Integration vendor SnapLogic adds Hive, Teradata connectors
Data integration vendor SnapLogic Inc. is introducing its Summer 2016 release of the SnapLogic Elastic Integration Platform, expanding the library of connectors it calls “Snaps,” improving security in Hadoop environments and improving performance through parallelization of ingestion and delivery services.
The company, which calls its product an enterprise integration platform-as-a-service (iPaaS) touts ease-of-use, scalability and a library of more than 400 connectors that automate the process of connecting data from multiple sources into integrated applications. The company was cofounded by Guarav Dhillon, the entrepreneur who also cofounded Informatica Corp., the integration giant that went private in a $5.3 billion deal last year. SnapLogic has raised more than $96 million in funding, including a $37.5 million round last December, according to CrunchBase.
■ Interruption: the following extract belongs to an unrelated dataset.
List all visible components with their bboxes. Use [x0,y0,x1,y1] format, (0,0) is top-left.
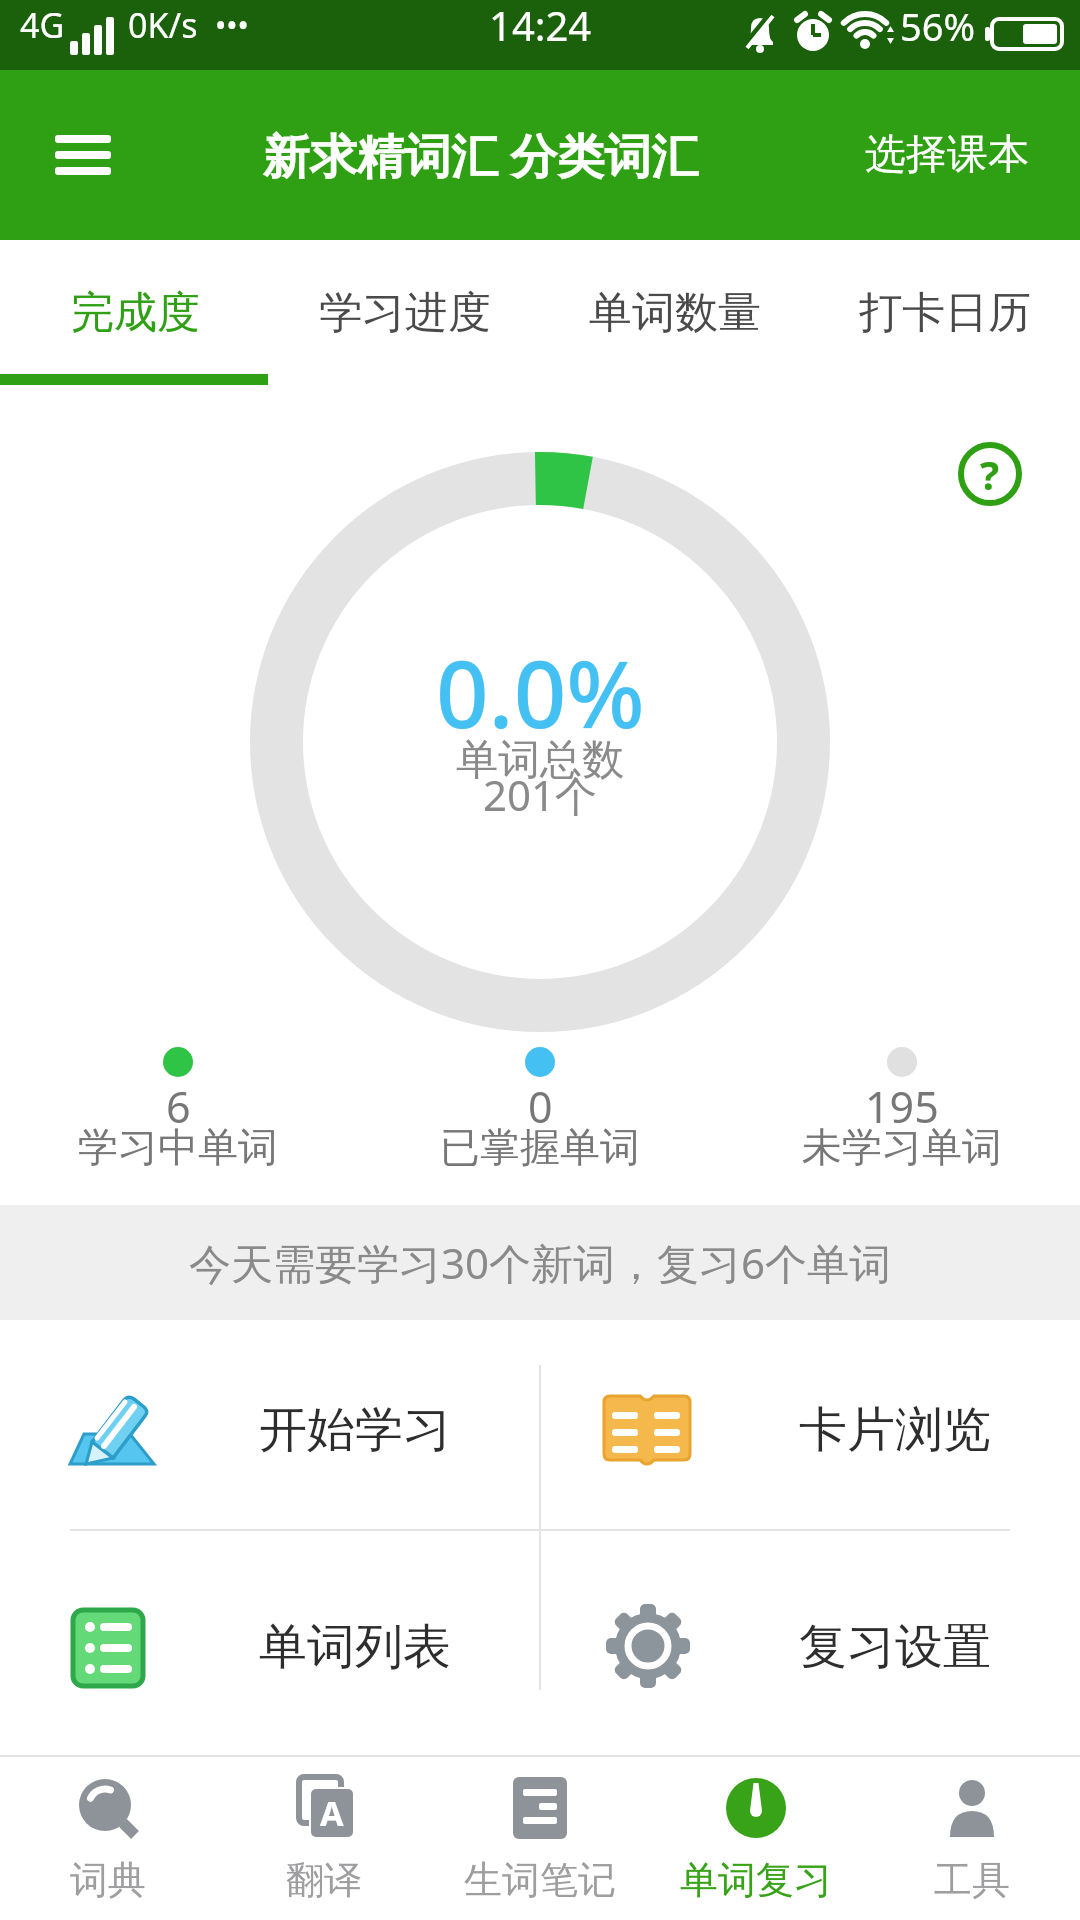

Integration platforms are becoming increasingly important as enterprises seek to piece together existing software into new applications. The traditional extract/transform/load (ETL) process of getting data from a source to its target is being replaced by a big data-friendly concept SnapLogic calls “ingest/prepare/deliver” that “is a more modern version of ETL that works with unstructured data,” said Erin Curtis, senior director of product marketing.
Users can employ a drag-and-drop interface to connect applications with Snaps. Data transformation parameters are defined at the time the Snap is applied, and modules can be catalogued and reused indefinitely thereafter. “You do the transformation one time, drag the Snap into the data pipeline and off you go,” Curtis said.
New features in the summer release include:
- A Snap for the Apache Hive data warehouse that automates execution of data manipulation language (DML) and data definition language (DDL) statements for queries on either Cloudera Inc.- or Hortonworks Inc.-based Hadoop clusters;
- A Snap that connects a Teradata Corp. database into a data pipeline for business analytics;
- An improve Mapper Snap that makes it easier to search, filer and map entries in a complex schema; and
- Enhanced encryption for Hadooplex, which is the company’s data processing engine for Hadoop clusters. Cloud service and database credentials can now be stored and encrypted under the customer’s control without leaving the SnapLogic environment. Hadooplex runs as a native Yarn application.
The company also said it can also now shard, or partition, data across all the nodes in a cluster during the data ingestion or delivery process, yielding a two- to threefold performance improvement.
Enterprise pricing starts at $10,000.